The new Bertha BRITDOC Fund for Journalism is an international film fund dedicated to supporting long form feature documentaries of a journalistic nature.
We are looking for films that break the important stories of our time, expose injustice, bring attention to unreported issues and cameras into regions previously unseen.
This new fund recognises such films are often delicate and protracted, making them difficult to fund. With a mission to enable in-depth analysis of issues through long-form investigative filmmaking, we are particularly looking to work with filmmakers with a journalistic background or those who are collaborating with journalists.
It is key that the journalistic intent is embedded within the film itself rather than the film simply being about a journalist or journalistic institution.
March 2012: First Grantees Announced
The first five projects to be awarded grants through the Bertha BRITDOC Documentary Journalism Fund are:
- The Square dir. Jehane Noujaim
- Big Boys Gone Bananas!* dir. Fredrik Gertten
- Untitled Jeremy Scahill Project dir. Richard Rowley
- Making the Case, Beatrice Mtetwa and the Rule of Law dir. Hopewell Chin'Ono
- And two further confidential investigative projects
Find out more about the films in our Film Directory
Elements we can support:
- In-depth research & development
- Production funding for longitudinal investigations
- Editorial support for long-form documentary structure
- Hostile Environment Training
- Emergency transportation
- Legal Advice during production and post production
- Legal advice for complex E&O policies
As this is a new fund, please read on to find examples
of the kinds of films that would have fit our criteria
Enemies of the People – winner of a Knight International Journalism Award, co-directed by Rob Lemkin and Cambodian journalist Thet Sambath, this film is a crucial record of the genocide. We would have been able to fund the research that went into the film and the production itself.
Iraq for Sale – uncovered the connections between the private corporations making an enormous profit in the war and the decision makers who allowed them to do so. We would have been able to fund the E&O policy.
Give Up Tomorrow – revealed a miscarriage of justice in the Philippines and led to a campaign to free an innocent man. We would have been able to fund lawyers to assist the filmmakers, the production and journalistic training for the film team.
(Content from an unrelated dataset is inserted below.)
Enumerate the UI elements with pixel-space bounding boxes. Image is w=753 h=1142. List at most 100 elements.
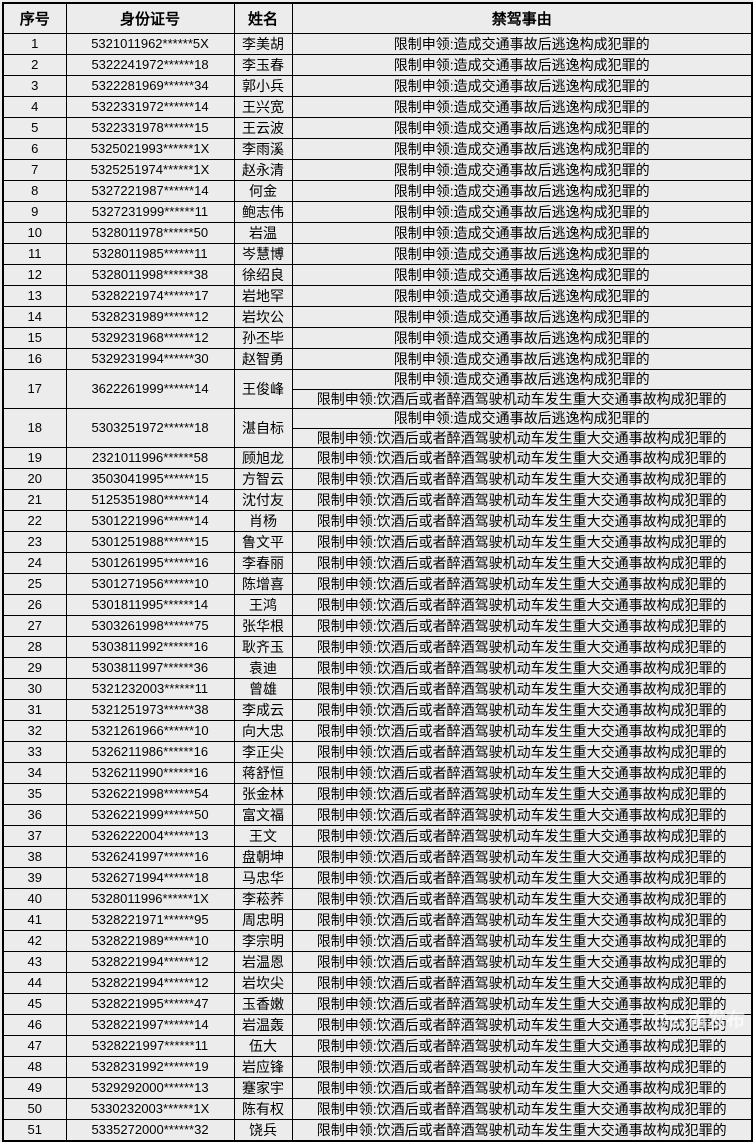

Burma VJ – using smuggled footage from reporters inside Burma, this documentary tells the story of the 2007 protests by thousands of monks. We would have been able to help with production funding.
Hell and Back Again – photojournalist and filmmaker Danfung Dennis reveals the devastating impact a Taliban machine-gun bullet has on the life of a US Sergeant. We would have been able to help with film funding, hostile environment training, building camera rigs needed for combat filming etc.
Budrus – told the story the newspapers left behind, a Palestinian community organizer who unites local Fatah and Hamas members along with Israeli supporters in an unarmed movement to save his village of Budrus. We would have been able to help with research and production costs.
What we DON’T fund:
- Profiles
- News
- Current Affairs
- Fiction films
- Formats
- Series
Other things to bear in mind:
- We will be supporting films 60mins+ in length
- Grants from £5,000 to £50,000 are available
- Funding is awarded on a rolling basis
- Funding decisions will be made within 4 weeks of application, unless your project is an urgent response to events
- We are unlikely to fully fund a film so it must have international co-financing potential.